Yuk Inn H Y, Wildt Stefan, Jolicoeur Mario, Wang Daniel I C, Stephanopoulos Gregory
Department of Chemical Engineering, Massachusetts Institute of Technology, Cambridge, Massachusetts 02139, USA.
Biotechnol Bioeng. 2002 Jul 5;79(1):74-82. doi: 10.1002/bit.10293.

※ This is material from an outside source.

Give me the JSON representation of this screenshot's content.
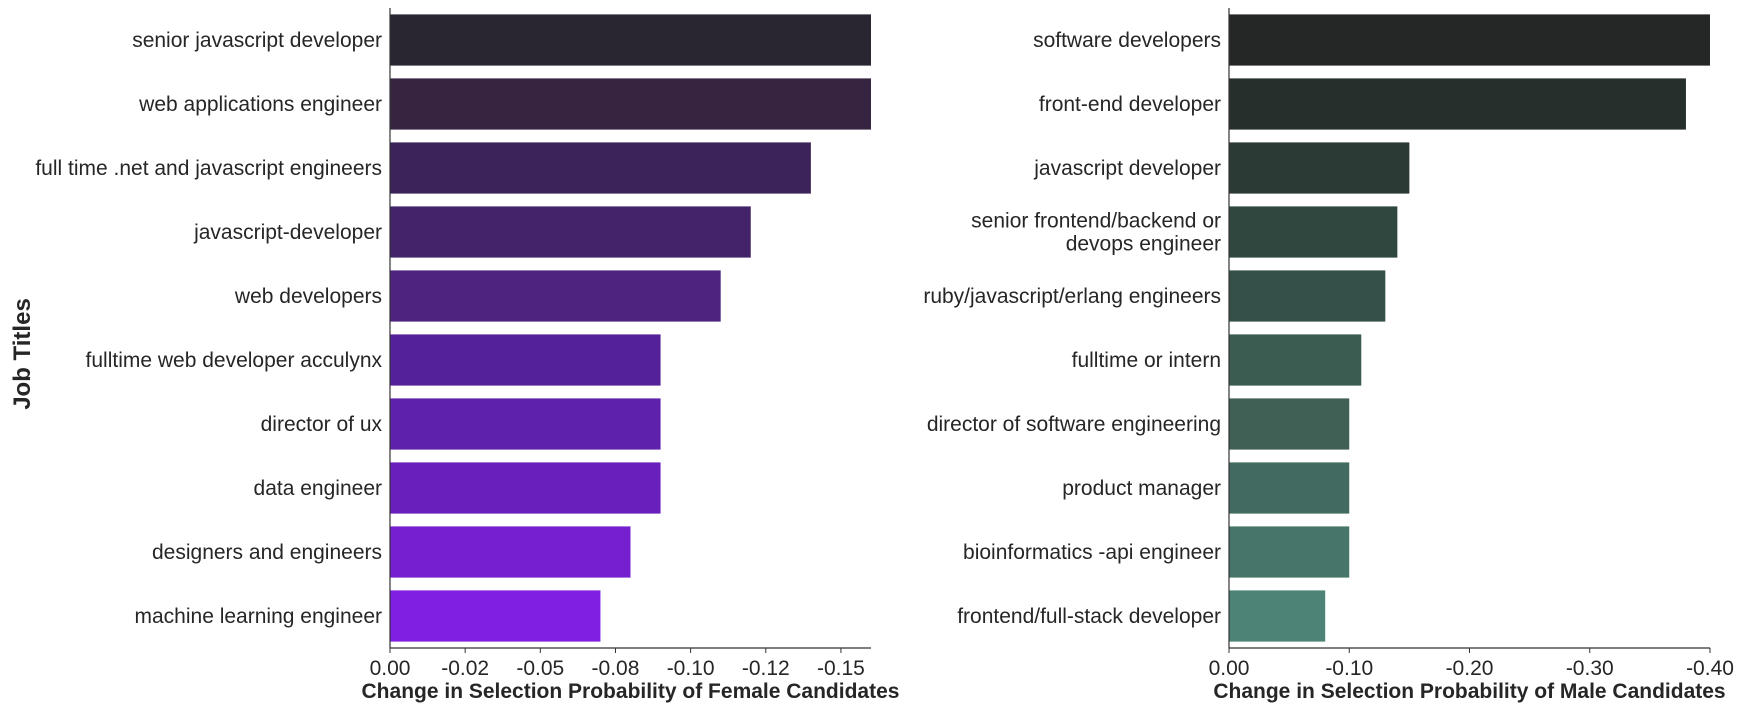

The growth of anchorage-dependent Chinese hamster ovary (CHO) cells is arrested upon serum deprivation; however, a portion of these cells remain viable for extended time periods in serum-free culture. This work presents a strategy to both rapidly generate a heterogeneous population of CHO cells as well as to select for subpopulations that remain robust and continue to produce recombinant protein when their growth is arrested. Stable expression of recombinant proteins in mammalian cells is often a tedious and time-consuming process because only a small percentage of transfected cells will express sufficient quantities of protein. To overcome the limitations associated with standard transformation and selection methods, bicistronic retroviral expression technology was used. First, bicistronic retroviral constructs encoding for both interferon gamma (IFN-gamma), the model therapeutic protein, and green fluorescent protein (GFP), the quantitative selectable marker, were generated. Next, recombinant retroviruses were obtained from transient transfection of a helper-cell line and were used to infect susceptible CHO cells. Cells with the bicistronic expression module stably integrated into their genome fluoresce green and could thereby be easily isolated by fluorescence-activated cell sorting. Upon subjecting successfully infected cells to serum withdrawal, significant declines in cell viability and GFP expression occurred. After imposing this selection pressure on the cells for 8 days, GFP producers were isolated from the survivors by fluorescence-activated cell sorting and expanded. To evaluate the effectiveness of the screening process, the selected cells were exposed to a second round of serum deprivation. Unlike the original cell population from which it was derived, the subpopulation remained robust and continued to stably express both GFP and IFN-gamma throughout the extended period of serum-free culture. Within 2 weeks, cells selected for recombinant protein production under serum-free conditions were successfully generated and isolated.
依赖贴壁生长的中国仓鼠卵巢(CHO)细胞在血清剥夺后生长停滞;然而,这些细胞中的一部分在无血清培养中仍能长时间保持存活。这项工作提出了一种策略,既能快速产生异质性的CHO细胞群体,又能选择在生长停滞时仍保持活力并继续产生重组蛋白的亚群。在哺乳动物细胞中稳定表达重组蛋白通常是一个繁琐且耗时的过程,因为只有一小部分转染细胞会表达足够量的蛋白。为了克服与标准转化和选择方法相关的局限性,使用了双顺反子逆转录病毒表达技术。首先,构建了编码模型治疗性蛋白干扰素γ(IFN-γ)和定量选择标记绿色荧光蛋白(GFP)的双顺反子逆转录病毒载体。接下来,通过辅助细胞系的瞬时转染获得重组逆转录病毒,并用于感染易感的CHO细胞。双顺反子表达模块稳定整合到基因组中的细胞发出绿色荧光,因此可以通过荧光激活细胞分选轻松分离。对成功感染的细胞进行血清剥夺后,细胞活力和GFP表达显著下降。在对细胞施加这种选择压力8天后,通过荧光激活细胞分选从存活细胞中分离出GFP产生细胞并进行扩增。为了评估筛选过程的有效性,将选定的细胞暴露于第二轮血清剥夺。与原始细胞群体不同,该亚群在无血清培养的延长期间内保持活力,并继续稳定表达GFP和IFN-γ。在2周内,成功产生并分离出了在无血清条件下选择用于重组蛋白生产的细胞。